At supper, which I took with Jofre in his chambers, my husband was brimming with news, and spoke so excitedly and at such length that he scarcely touched his food.

‘Father and Cesare are making plans,’ he announced proudly. ‘It is all secret, of course. Cesare will lead our army into the Romagna. It is a good move not only for the papacy, but for the House of Borgia…’ He leaned forward across the table and whispered conspiratorially, The entire Romagna is to be made a duchy for Cesare. Father has issued a bull to those rulers who have failed to tithe regularly-almost all of them. Either they surrender their lands to the Church…or face its army.’

I set down my goblet, suddenly unable to eat or drink. Memory transported me back to the moment I lay naked on Cesare’s bed and watched him gesture sweepingly at an imaginary map on the ceiling, at the great area that lay northeast of Rome. ‘Imola,’ I said suddenly. ‘Faenza, Forli, Cesena.’

Jofre shot me a curious little glance. ‘Yes,’ he affirmed. ‘And Pesaro-especially since its lord, Giovanna Sforza, made such vile accusations against Lucrezia and Father during the divorce.’

‘They will all fall easily to Cesare and his army, no doubt,’ I said.
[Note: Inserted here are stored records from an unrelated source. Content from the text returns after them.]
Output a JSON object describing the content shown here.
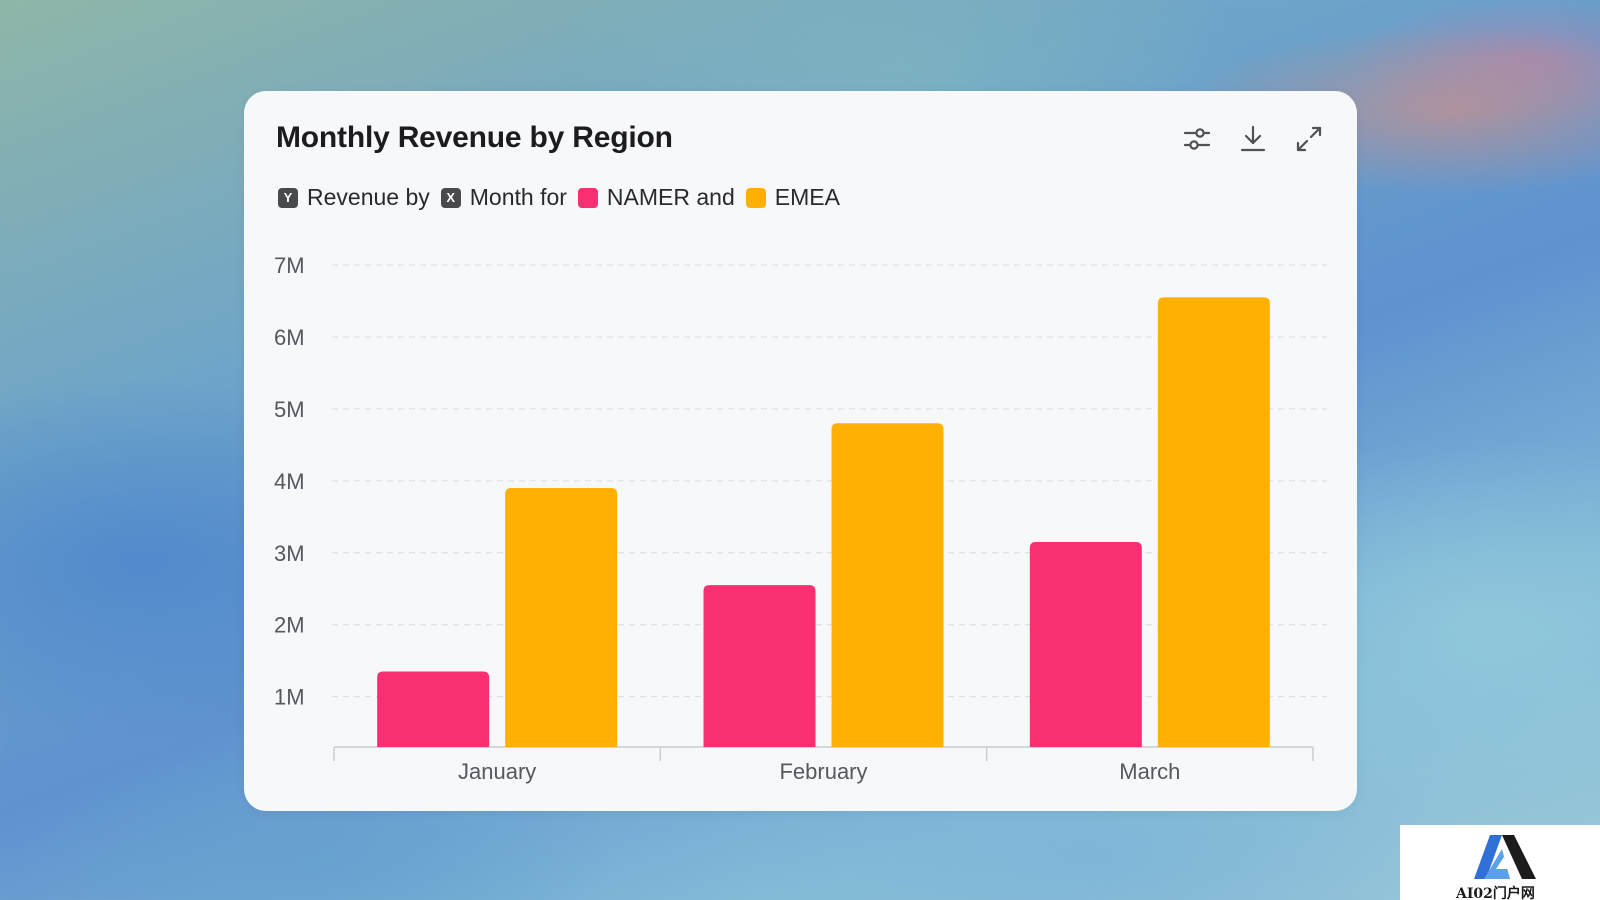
{
  "card": {
    "title": "Monthly Revenue by Region",
    "toolbar": {
      "filter_icon": "sliders-icon",
      "download_icon": "download-icon",
      "expand_icon": "expand-icon"
    }
  },
  "legend": {
    "y_key": "Y",
    "x_key": "X",
    "part1": "Revenue by",
    "part2": "Month for",
    "part3": "NAMER and",
    "part4": "EMEA"
  },
  "chart_data": {
    "type": "bar",
    "title": "Monthly Revenue by Region",
    "categories": [
      "January",
      "February",
      "March"
    ],
    "series": [
      {
        "name": "NAMER",
        "color": "#f82f71",
        "values": [
          1.35,
          2.55,
          3.15
        ]
      },
      {
        "name": "EMEA",
        "color": "#ffb000",
        "values": [
          3.9,
          4.8,
          6.55
        ]
      }
    ],
    "ylim": [
      0.3,
      7
    ],
    "yticks": [
      1,
      2,
      3,
      4,
      5,
      6,
      7
    ],
    "ytick_labels": [
      "1M",
      "2M",
      "3M",
      "4M",
      "5M",
      "6M",
      "7M"
    ],
    "grid": true,
    "legend_position": "top-left"
  },
  "watermark": {
    "text": "AI02门户网"
  }
}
My eyes narrowed slyly. ‘Especially now that King Louis has supplied him with troops.’

My husband swallowed his wine too suddenly, which provoked a fit of coughing. I watched in silence. I had come to rely on Donna Esmeralda and her network of servant-spies for a great deal of information; from her, I had recently gleaned a most unpleasant truth: Cesare had been planning, ever since his marriage to Charlotte d’Albret, to trade his military services in Milan for French help in achieving his long-dreamed-of conquest of Italy. He had said, on the night he traced the map on the ceiling, that all he needed to fulfil his goal was an army strong enough to defeat France; perhaps he had realized that such an army would never materialize, for he had turned to the enemy itself for help.